Contested conventions

by Lorenzo Piccoli

On Wednesday Fivethirtyeight published an article (It’s Still Not Clear That Donald Trump Will Get A Majority Of Delegates) explaining that Donald Trump still has on only a little more than 47 percent of the delegates allocated so far. It is possible that the withdrawal of other candidates from the race will make things increasingly easier for him, making it possible to reach the 1,237 delegates needed to secure the nomination. But what happens if he falls short?

Most delegates are pledged to candidates only for the first ballot. After that, they can vote for whoever they please and throw open the convention. So, says the Guardian today, “it would probably be anarchy“. Just like the 1924 Democratic Convention, which had to choose the candidate to challenge the Republican incumbent, President Calvin Coolidge. The Convention turned into a heated contest between a candidate who banked on support from the Ku Klux Klan, William G. McAdoo, and Governor Alfred E. Smith of New York, who was reviled by the Klan for his religion. Neither of them came close to getting two-thirds of the delegates needed for the nomination: it took 16 days to the delegated before they could agree on a compromise candidate, John W. Davis. He then went on to get only 29 percent of the vote when he ran in the general election against President Calvin Coolidge.

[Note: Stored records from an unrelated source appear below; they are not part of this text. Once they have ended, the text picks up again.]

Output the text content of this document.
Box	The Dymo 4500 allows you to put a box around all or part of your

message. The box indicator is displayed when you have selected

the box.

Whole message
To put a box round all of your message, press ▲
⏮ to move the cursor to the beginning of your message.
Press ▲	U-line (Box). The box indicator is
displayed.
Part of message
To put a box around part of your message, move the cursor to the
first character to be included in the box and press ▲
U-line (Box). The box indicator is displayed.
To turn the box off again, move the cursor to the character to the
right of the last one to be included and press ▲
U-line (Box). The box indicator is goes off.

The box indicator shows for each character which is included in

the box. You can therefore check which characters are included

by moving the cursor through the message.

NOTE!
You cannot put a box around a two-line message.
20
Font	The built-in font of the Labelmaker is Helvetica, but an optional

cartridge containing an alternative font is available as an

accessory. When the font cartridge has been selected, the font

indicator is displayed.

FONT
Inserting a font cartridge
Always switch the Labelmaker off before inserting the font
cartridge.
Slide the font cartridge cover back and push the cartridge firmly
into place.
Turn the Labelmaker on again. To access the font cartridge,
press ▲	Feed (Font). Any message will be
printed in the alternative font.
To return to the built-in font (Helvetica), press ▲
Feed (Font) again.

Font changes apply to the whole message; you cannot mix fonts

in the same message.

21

Four years later, Governor Smith won the Democratic nomination, but the Klan awaited him as he crossed the country, burning crosses and spreading lies. The Democratic party lost those presidential elections too, the fourth in a row. Such a spectacular streak of electoral defeats resulting from internal splinters sounds familiarly sinister to the G.O.P., which has produced a monster out of its “wild obstructionism”, its demonisation of political institutions, its flirtation with bigotry and its “racially tinged derangement syndrome” over President Barack Obama. Now that monster is strong enough to destroy the party.